Tra voi ci sentiamo a nostro agio, entusiasmati e ottimisti,coscienti che come ci insegna Raúl:  “Sí si può” quando si vuole.  E voi e noi cioè la Rivoluzione vogliamo lo stesso:

Un paese libero, indipendente e sovrano;

Fedele alla nostra storia;

Che garantisca giustizia sociale e una giusta distribuzione della ricchezza;

Con rispetto della dignità piena dell’essere umano, donna e uomo;

Con una solida identità culturale;

Dove si preservi l’accesso gratuito e universale all’educazione;

Che avanzi verso uno sviluppo economico equilibrato e sostenibile;

Prospero, inclusivo, partecipativo;

Invulnerabile militarmente, ideologicamente, socialmente ed economicamente;

Con servizi di salute gratuiti e della più alta qualità per tutti;

Solidale, generoso, umanista;

Che condanni tutte le forme di discriminazione;

Dove non prosperino mai il crimine organizzato, la tratta delle persone o il terrorismo;

Difensore dei diritti umani di tutti, non di segmenti esclusivi o privilegiati;

Libero da ogni forma di violenza, schiavitù e sfruttamento umano;

Con un esercizio esemplare della democrazia del popolo e non del potere antidemocratico del capitale;

Capace di vivere in pace e svilupparsi in armonia con la natura e curando le fonti dalle quali dipende la vita nel pianeta;

Compagne e compagni:

il nostro riconscimento va all’intenso lavoro realizzato da Barnet in questi anni alla guida della Uneac.

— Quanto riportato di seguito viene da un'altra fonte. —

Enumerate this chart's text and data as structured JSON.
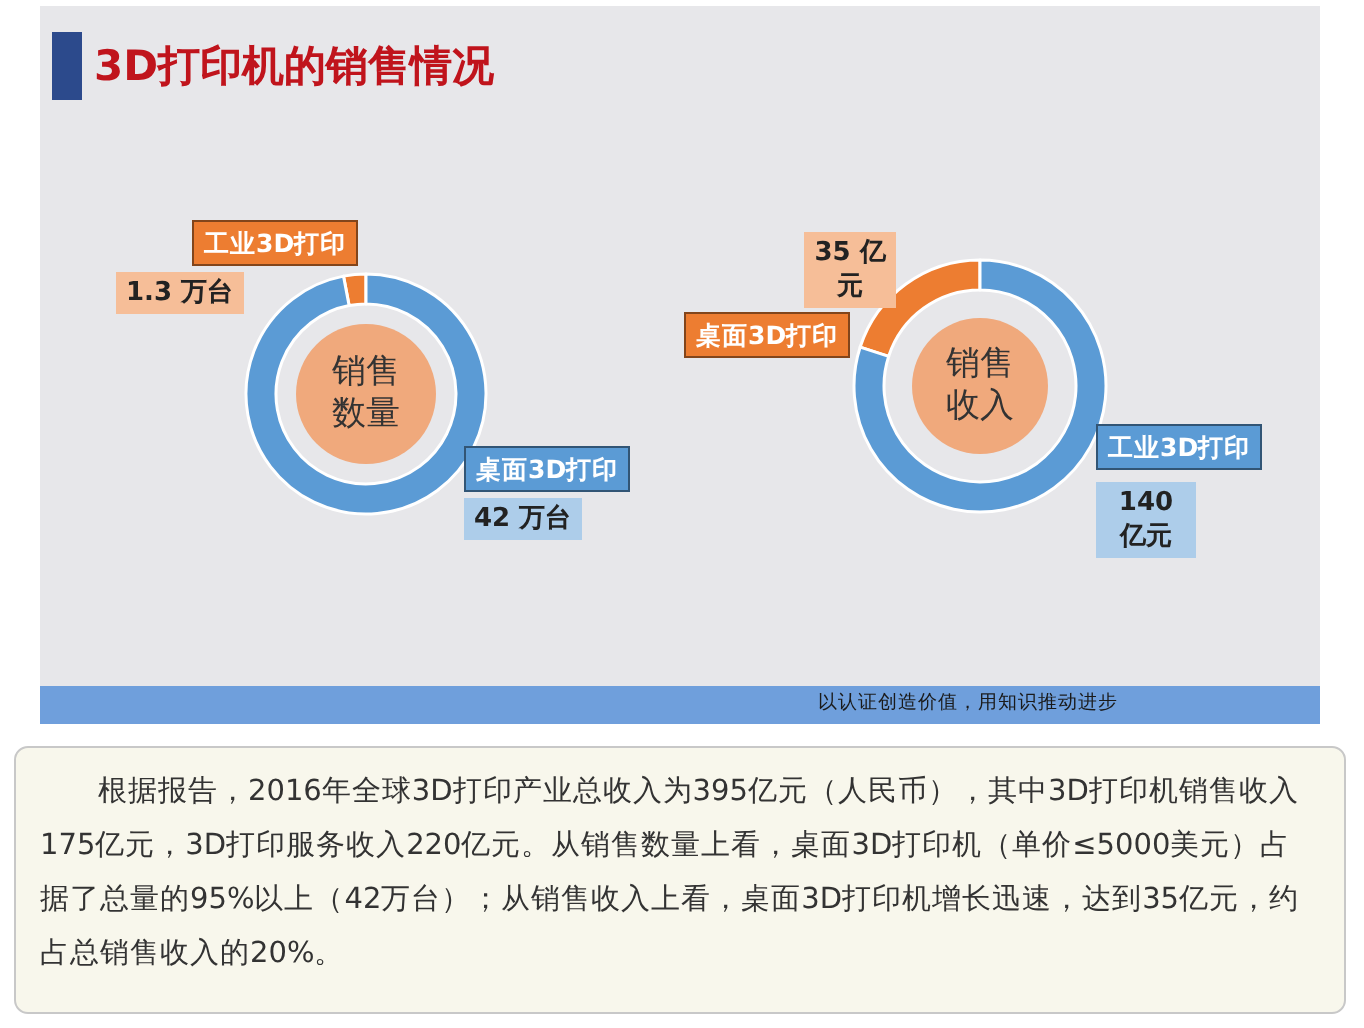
{
  "chart_data": [
    {
      "type": "donut",
      "title": "3D打印机的销售情况",
      "annotations": [
        "销售数量"
      ],
      "categories": [
        "工业3D打印",
        "桌面3D打印"
      ],
      "values": [
        1.3,
        42
      ],
      "value_labels": [
        "1.3 万台",
        "42 万台"
      ],
      "colors": [
        "#ed7d31",
        "#5b9bd5"
      ]
    },
    {
      "type": "donut",
      "annotations": [
        "销售收入"
      ],
      "categories": [
        "桌面3D打印",
        "工业3D打印"
      ],
      "values": [
        35,
        140
      ],
      "value_labels": [
        "35 亿元",
        "140亿元"
      ],
      "colors": [
        "#ed7d31",
        "#5b9bd5"
      ]
    },
    {
      "type": "other",
      "annotations": [
        "以认证创造价值，用知识推动进步",
        "根据报告，2016年全球3D打印产业总收入为395亿元（人民币），其中3D打印机销售收入175亿元，3D打印服务收入220亿元。从销售数量上看，桌面3D打印机（单价≤5000美元）占据了总量的95%以上（42万台）；从销售收入上看，桌面3D打印机增长迅速，达到35亿元，约占总销售收入的20%。"
      ]
    }
  ]
}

Felicitiamo la nuova direzione della Uneac, il suo presidente eletto, Morlote, con la certezza che comprendono che la loro missione più importante è sferrare una non conciliabile battaglia contro la mancanza di cultura e l’indecenza (Applausi), e in questo impegno i creatori dovranno essere come sempre, come chiese Fidel in “Parole agli Intellettuali”, più che spettatori, attori.

Un mondo migliore è possibile.

Questa certezza la ereditiamo da nostri genitori e abbiamo il dovere di sostenerla per i nostri figli.

Siamo Cuba!   Siamo continuità!

Patria o Muerte!

Vinceremo!

Ovazione

(Versione stenografica del Consiglio di Stato/ GM – Granma Int.)